In Depth
All About the PCI Data Security Standard
More than just another data-security standard, the PCI program is corporate America's most ambitious effort yet to prove that it can self-regulate. But even a standard with everything going for it might not be enough to stop the loss of credit card data.
By Sarah D. Scalet
The PCI program is the largest, most ambitious of such efforts to date. Last autumn, American Express, MasterCard, Visa and other highly competitive rivals came together to fund an independent PCI Security Standards Council, which will promote and drive a single data-security standard. In the midst of a steady stream of credit card breach announcements from companies large and small, the message the card associations wanted to send was clear: They are doing something about the problem.
But will it be enough?
“Remember, the reason the PCI standard exists is to avoid legislation from Congress,” longtime CISO John Kirkwood says plainly. Kirkwood is no stranger to PCI. The former CISO of American Express, he is now global information security officer for $52 billion Dutch grocery-store chain Royal Ahold, where he has to make sure that subsidiaries such as Stop & Shop comply with the standard. He has dealt with his own recent security breach, involving checkout equipment tampering in at least six Stop & Shop stores in Rhode Island and Massachusetts.
“The credit card companies said, hey, wait a second, you don’t have to legislate us. We’ll regulate ourselves,” Kirkwood continues. “It’s going to be very interesting to see what happens in light of the TJX incident. I can see another [Gramm-Leach-Bliley Act], another Sarbanes-Oxley coming.” Indeed, soon after the breach was disclosed, as TJX-related cases of fraud started to surface, legislators began pointing to the incident as further proof that Congress must take action.

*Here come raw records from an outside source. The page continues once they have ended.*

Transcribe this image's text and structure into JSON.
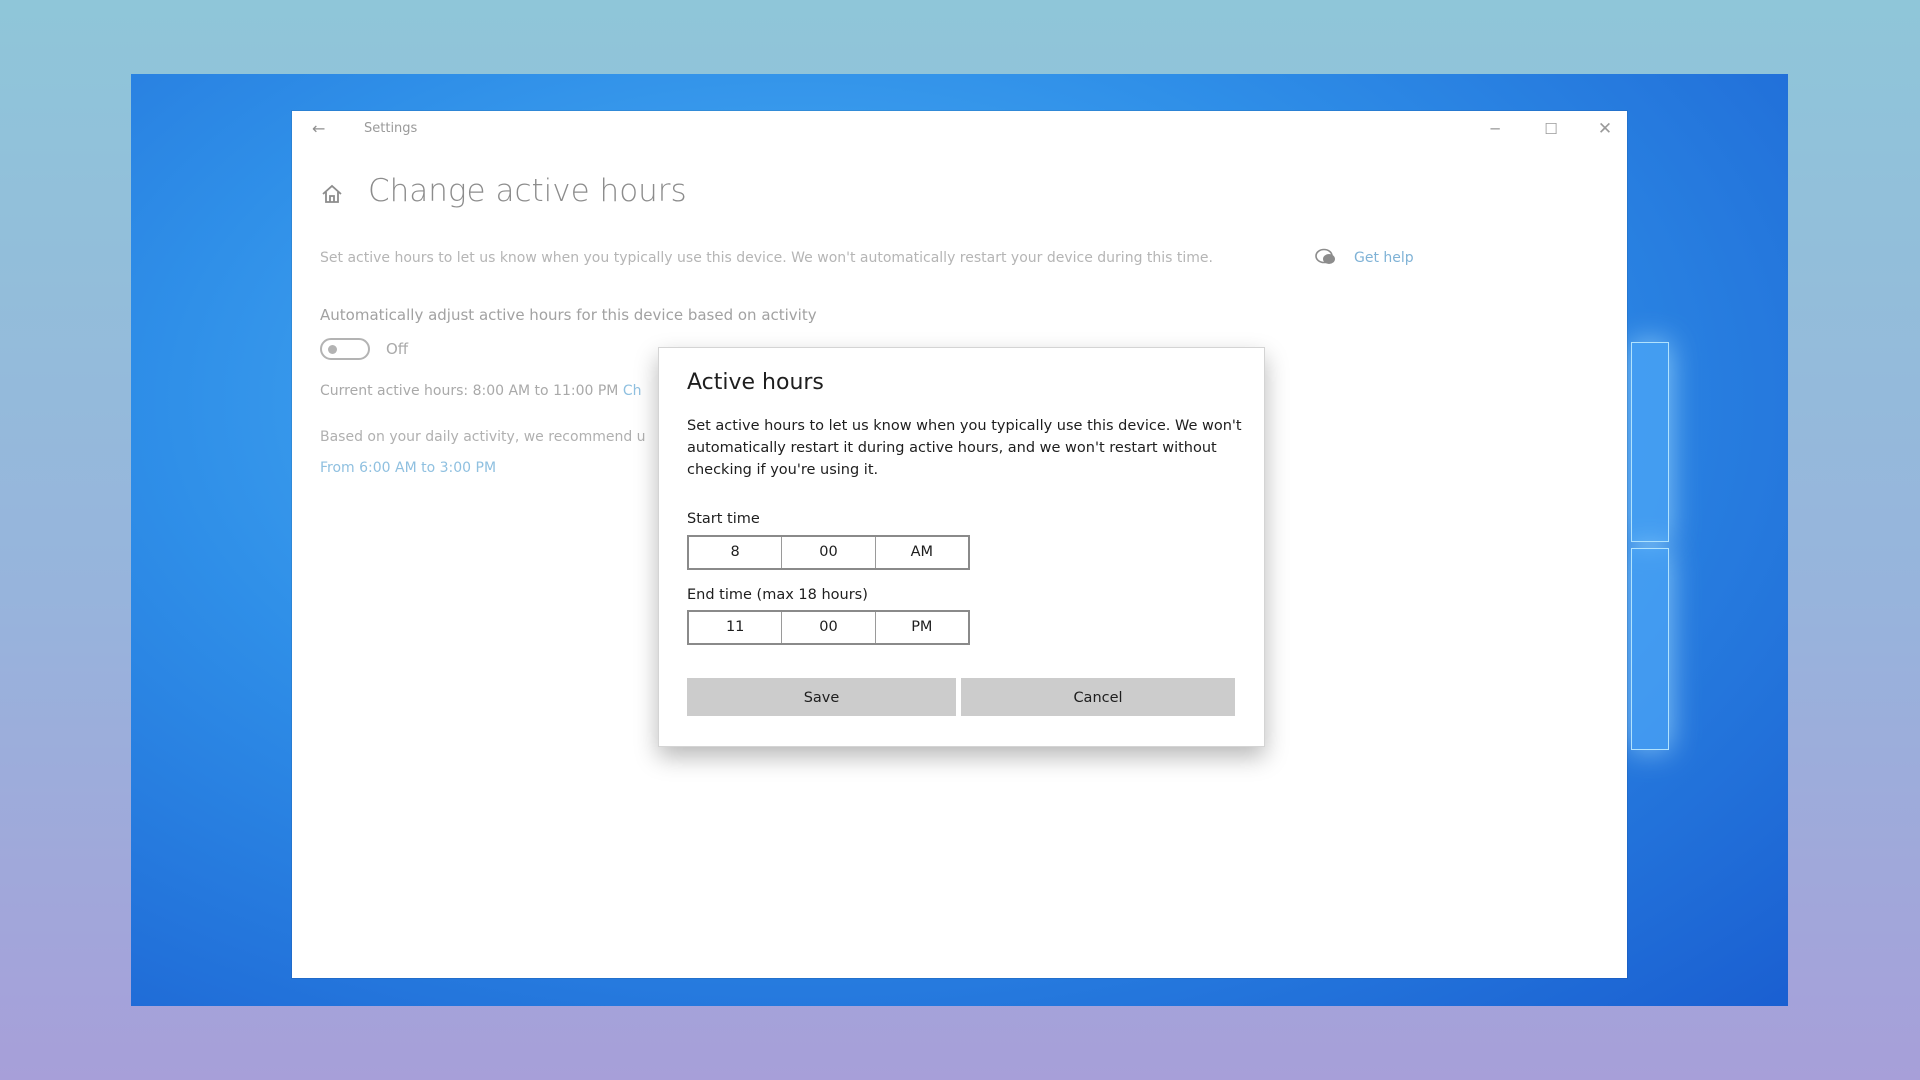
{
  "window": {
    "title": "Settings",
    "back_icon": "back-arrow-icon",
    "controls": {
      "minimize": "─",
      "maximize": "☐",
      "close": "✕"
    }
  },
  "page": {
    "home_icon": "home-icon",
    "title": "Change active hours",
    "description": "Set active hours to let us know when you typically use this device. We won't automatically restart your device during this time.",
    "help_icon": "chat-help-icon",
    "help_link": "Get help",
    "auto_adjust_label": "Automatically adjust active hours for this device based on activity",
    "toggle_state": "Off",
    "current_hours": "Current active hours: 8:00 AM to 11:00 PM",
    "current_change_link": "Ch",
    "recommend_text": "Based on your daily activity, we recommend u",
    "recommend_link": "From 6:00 AM to 3:00 PM"
  },
  "dialog": {
    "title": "Active hours",
    "description": "Set active hours to let us know when you typically use this device. We won't automatically restart it during active hours, and we won't restart without checking if you're using it.",
    "start_label": "Start time",
    "start": {
      "hour": "8",
      "minute": "00",
      "period": "AM"
    },
    "end_label": "End time (max 18 hours)",
    "end": {
      "hour": "11",
      "minute": "00",
      "period": "PM"
    },
    "save_label": "Save",
    "cancel_label": "Cancel"
  },
  "colors": {
    "desktop_blue": "#2f8fe8",
    "link_blue": "#7fb2d6",
    "button_gray": "#cccccc"
  }
}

All of which means that it’s showdown time in the battle between government regulation and preemptive industry self-regulation. Businesses that accept, process and enable credit card transactions will have to convince legislators (not to mention the American public) that the PCI program is going to prevent data breaches. If they can’t, the implications will reach far beyond the payment card industry, as the PCI standard goes down in history as nothing more than a crash test of private industry’s ability—even under the best possible circumstances—to regulate itself.
A Sharp Stick
The roots of the PCI standard date back to the summer of 2000, when Visa unveiled its “Digital Dozen” of rules that merchants needed to follow in order to accept its credit and debit cards. The requirements ranged from installing firewalls to encrypting data to restricting physical access to cardholder information. “Eventually, if we don’t have proof from an independent third party that you qualify with our requirements, we really don’t want you to take the card,” a Visa executive told CIO magazine (a sister publication to CSO) in 2002.